Author(s) Tsuboi, M.; Kondo, K.; Soejima, S.; Kajiura, K.; Kawakita, N.; Toba, H.; Kawakami, Y.; Yoshida, M.; Takizawa, H.; Tangoku, A.
Journal Mol Carcinog
Date Published 2020 Jan

Hexavalent chromium is recognized as a human carcinogen. Our previous studies revealed that lung cancer (LC) in chromate-exposed workers (chromate LC) had molecular features of frequent microsatellite instability (MSI), repression of MLH1 level, and aberrant DNA methylation of several tumor-suppressor genes, including MLH1. In the present study, we quantitatively investigated MLH1-promoter methylation status using bisulfite pyrosequencing of paired tumorous/nontumorous tissues from chromate and nonchromate LCs to determine the effect of chromate exposure on MLH1-promoter methylation. The methylation level of MLH1 promoter was significantly higher in chromate LC tumors (P < .001) than nonchromate LC tumors and, among chromate LC, significantly higher in tumorous tissue than nontumorous tissue (P = .004). Moreover, the methylation level of MLH1 promoter in normal lung tissue tended to be higher in chromate LC than nonchromate LC (P = .062). In addition, LC with reduced levels of MLH1 showed significantly higher methylation levels of MLH1 promoter than LC exhibiting normal MLH1 levels (P = .019). Moreover, immunohistochemical analyses determined that levels of SUV39H1, an H3K9me2-related methyltransferase, were higher in chromate LC than nonchromate LC (P = .076).

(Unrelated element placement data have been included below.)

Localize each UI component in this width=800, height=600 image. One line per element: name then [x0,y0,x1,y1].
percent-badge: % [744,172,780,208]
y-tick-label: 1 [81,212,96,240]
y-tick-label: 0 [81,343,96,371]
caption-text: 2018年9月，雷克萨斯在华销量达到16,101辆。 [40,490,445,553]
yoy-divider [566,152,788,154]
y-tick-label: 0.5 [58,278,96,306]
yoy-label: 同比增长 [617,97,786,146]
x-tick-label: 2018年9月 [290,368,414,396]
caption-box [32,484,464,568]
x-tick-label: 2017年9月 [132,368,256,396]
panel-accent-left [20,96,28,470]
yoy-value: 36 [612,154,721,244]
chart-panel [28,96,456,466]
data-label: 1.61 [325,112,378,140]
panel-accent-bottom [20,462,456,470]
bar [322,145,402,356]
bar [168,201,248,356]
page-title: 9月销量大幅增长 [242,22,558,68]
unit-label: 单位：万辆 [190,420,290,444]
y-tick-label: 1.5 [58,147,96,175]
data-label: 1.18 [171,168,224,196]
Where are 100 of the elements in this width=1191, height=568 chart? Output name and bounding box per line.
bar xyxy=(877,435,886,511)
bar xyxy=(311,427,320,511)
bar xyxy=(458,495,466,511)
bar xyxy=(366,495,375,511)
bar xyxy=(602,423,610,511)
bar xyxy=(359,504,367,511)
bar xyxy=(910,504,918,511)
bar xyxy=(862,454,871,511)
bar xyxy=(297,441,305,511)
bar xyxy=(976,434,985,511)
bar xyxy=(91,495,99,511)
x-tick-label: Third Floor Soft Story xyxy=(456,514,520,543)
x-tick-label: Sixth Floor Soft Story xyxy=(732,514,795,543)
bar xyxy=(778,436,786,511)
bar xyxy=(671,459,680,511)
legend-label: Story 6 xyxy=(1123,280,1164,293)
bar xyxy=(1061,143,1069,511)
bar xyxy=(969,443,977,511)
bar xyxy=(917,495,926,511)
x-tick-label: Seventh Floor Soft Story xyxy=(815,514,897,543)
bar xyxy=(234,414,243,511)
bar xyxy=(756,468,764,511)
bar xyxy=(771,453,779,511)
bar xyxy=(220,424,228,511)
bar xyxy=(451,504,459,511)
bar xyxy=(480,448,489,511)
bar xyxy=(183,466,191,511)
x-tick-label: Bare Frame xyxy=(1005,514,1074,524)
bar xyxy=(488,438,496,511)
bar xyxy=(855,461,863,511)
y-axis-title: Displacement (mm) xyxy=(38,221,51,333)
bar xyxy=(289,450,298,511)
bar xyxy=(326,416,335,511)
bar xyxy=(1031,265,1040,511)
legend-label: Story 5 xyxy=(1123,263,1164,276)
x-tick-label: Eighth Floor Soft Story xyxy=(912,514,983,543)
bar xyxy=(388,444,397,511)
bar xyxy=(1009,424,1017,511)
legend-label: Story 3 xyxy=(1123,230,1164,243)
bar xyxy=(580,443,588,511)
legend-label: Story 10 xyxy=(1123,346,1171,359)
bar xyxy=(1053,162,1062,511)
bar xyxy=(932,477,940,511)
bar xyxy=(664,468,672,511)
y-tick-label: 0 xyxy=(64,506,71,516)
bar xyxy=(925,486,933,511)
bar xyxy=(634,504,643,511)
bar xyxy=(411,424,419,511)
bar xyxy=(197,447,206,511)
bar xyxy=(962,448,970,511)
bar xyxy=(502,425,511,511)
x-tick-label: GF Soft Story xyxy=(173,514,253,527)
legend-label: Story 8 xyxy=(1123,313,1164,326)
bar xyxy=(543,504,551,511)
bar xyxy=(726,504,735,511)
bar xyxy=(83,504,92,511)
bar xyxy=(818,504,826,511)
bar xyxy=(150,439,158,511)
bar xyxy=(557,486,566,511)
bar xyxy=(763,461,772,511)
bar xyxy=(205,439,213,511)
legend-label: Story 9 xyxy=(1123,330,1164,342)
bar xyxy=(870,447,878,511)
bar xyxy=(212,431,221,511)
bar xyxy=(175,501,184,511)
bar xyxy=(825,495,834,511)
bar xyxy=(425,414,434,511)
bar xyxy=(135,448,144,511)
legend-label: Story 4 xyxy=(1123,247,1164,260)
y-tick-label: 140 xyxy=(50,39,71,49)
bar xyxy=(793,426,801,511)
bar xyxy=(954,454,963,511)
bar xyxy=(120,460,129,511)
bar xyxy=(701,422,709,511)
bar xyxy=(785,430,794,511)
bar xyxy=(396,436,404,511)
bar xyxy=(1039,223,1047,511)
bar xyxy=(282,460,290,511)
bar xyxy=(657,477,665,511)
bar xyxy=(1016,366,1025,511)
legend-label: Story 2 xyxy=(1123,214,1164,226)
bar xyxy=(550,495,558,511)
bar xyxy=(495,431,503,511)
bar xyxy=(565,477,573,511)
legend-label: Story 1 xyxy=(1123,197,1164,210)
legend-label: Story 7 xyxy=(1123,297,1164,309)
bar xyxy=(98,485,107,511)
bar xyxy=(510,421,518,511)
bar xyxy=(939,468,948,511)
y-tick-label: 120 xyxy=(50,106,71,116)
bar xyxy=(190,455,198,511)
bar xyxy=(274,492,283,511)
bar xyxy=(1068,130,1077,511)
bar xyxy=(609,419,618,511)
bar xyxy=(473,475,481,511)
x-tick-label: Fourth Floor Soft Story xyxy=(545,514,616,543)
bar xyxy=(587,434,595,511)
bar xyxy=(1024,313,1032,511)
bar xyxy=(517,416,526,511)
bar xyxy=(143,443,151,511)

Furthermore, we evaluated three DNA double-strand break-repair genes (MRE11, RAD50, and DNA-PKcs) as possible targets of MSI by fragment-length polymorphism analysis, revealing the mutation frequency of RAD50 as significantly higher in chromate LC than nonchromate LC (P = .047). These results suggest that chromate exposure might induce MLH1 hypermethylation in LC as a mechanism of chromate-induced carcinogenesis.

DOI 10.1002/mc.23125
ISSN 1098-2744
Citation Mol Carcinog. 2020;59(1):2431.